È la direttrice del museo, Eva Fabbris, a ricordarlo con una frase che è quasi un metodo: “l’arte contemporanea respira il nostro stesso tempo, esattamente come il cibo”. E la pizza, più di altri alimenti, restituisce ogni mutazione senza perdere memoria. Le pizze in cartapesta di Rosa Panaro, che dal 18 dicembre torneranno nelle sale del Madre, lo dimostrano: opere che non rappresentano semplicemente il disco lievitato, ma il gesto che lo rende vivo, la traccia di chi lo condivide.
Il gesto è il punto, o meglio la consapevolezza del gesto. È qui che si innesta il pensiero di Luciano Pignataro, che non è una definizione ma una chiave: «Un piatto diventa patrimonio quando chi lo prepara sa perché lo fa». La pizza non è patrimonio perché è famosa, ma perché è sorretta da una coscienza, un sapere che non si limita a ripetere, ma comprende ciò che ripete. La tradizione, quando è viva, funziona così, non custodisce, interpreta.
Marino Niola ha mostrato quanto questo sia vero nella lunga durata. La pizza era un cibo pesante perché doveva sostenere chi lavorava, oggi è leggera perché risponde a corpi e stili di vita diversi. Tutto cambia, tranne la sua funzione sociale, resta il luogo dell’incontro, il gesto che accoglie chi arriva, la grammatica spontanea della convivialità. Siamo in un’epoca diversa, ma continuiamo a dire la stessa frase: “andiamoci a mangiare una pizza”. È un codice più stabile dei secoli che attraversa.
Da qui prende forza anche il pensiero di Enzo Coccia, che sembra semplice e invece è una sintesi culturale: “Una Margherita è identità”. È identità perché fissa un punto, non è nostalgia, è radice operativa, quel disco essenziale è ciò che permette alla pizza di reinventarsi senza perdersi. E non è un caso se Coccia aggiunge: “È un piatto quando abbiamo fame, ma è cultura quando abbiamo sete di storia”. Qui sta la ragione per cui la pizza entra al Madre senza chiedere permesso. La contemporaneità non cancella la tradizione: la costringe a dichiararsi.
Roberta Esposito, con la lucidità che nasce dal banco di lavoro, lo dice in un’altra forma: “la tradizione è un ingrediente dell’esperienza attuale, non una cornice rigida ma il punto da cui si riparte ogni volta.” La sua voce porta dentro la pizza un livello ulteriore, la tradizione non è un recinto, è un affidamento.

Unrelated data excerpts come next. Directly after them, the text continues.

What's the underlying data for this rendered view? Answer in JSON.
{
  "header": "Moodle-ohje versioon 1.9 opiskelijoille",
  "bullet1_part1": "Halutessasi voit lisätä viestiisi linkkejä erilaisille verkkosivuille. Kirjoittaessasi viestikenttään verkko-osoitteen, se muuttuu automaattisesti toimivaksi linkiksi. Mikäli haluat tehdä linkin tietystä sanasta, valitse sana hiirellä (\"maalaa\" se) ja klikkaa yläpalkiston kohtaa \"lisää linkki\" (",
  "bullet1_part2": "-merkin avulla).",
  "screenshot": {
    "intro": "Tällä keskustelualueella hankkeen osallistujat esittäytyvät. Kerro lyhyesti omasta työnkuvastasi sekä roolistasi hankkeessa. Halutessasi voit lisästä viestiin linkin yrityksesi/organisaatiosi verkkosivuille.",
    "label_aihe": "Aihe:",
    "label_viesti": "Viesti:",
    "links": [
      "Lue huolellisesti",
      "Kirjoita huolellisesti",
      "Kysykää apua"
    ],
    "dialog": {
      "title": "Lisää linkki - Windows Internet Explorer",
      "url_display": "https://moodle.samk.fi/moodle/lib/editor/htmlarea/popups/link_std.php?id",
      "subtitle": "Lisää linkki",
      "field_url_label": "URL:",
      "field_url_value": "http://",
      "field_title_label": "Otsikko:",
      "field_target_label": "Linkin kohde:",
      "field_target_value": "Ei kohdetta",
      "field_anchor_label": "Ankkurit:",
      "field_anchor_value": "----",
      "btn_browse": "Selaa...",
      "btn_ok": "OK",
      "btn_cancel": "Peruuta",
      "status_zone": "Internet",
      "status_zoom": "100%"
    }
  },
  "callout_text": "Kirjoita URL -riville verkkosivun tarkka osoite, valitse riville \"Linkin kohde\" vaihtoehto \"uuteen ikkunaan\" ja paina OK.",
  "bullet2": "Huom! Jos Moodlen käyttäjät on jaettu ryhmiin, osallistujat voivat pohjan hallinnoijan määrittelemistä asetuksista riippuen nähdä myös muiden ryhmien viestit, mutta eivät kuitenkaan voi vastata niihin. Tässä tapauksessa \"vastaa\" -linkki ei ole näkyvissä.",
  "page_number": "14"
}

Da sinistra EnzoCoccia Jessica De Vivo Luciano Pignataro durante la sessione di show cooking dedicata alla pizza napoletana al Museo Madre
Il riconoscimento UNESCO rende esplicito tutto questo, non ha celebrato la pizza, ma l’arte del pizzaiolo napoletano, la mano, il sapere, la continuità del gesto. Antonio Pace lo ricorda con sincerità, “la pizza è italiana perché Napoli è in Italia”, ma la pizza napoletana è napoletana per struttura, genealogia, fedeltà alla sua lingua originaria. Patrimonio è l’artigiano, non il prodotto.
Alla fine, ciò che resta non è un elenco di voci ma una linea comune, la pizza è un archivio vivo, tiene insieme memoria e contemporaneità senza contraddirle, è cultura che si fa, non che si contempla, e un museo d’arte contemporanea è il luogo perfetto per dirlo, perché non esiste spazio migliore per osservare ciò che continua a diventare senza smettere di essere.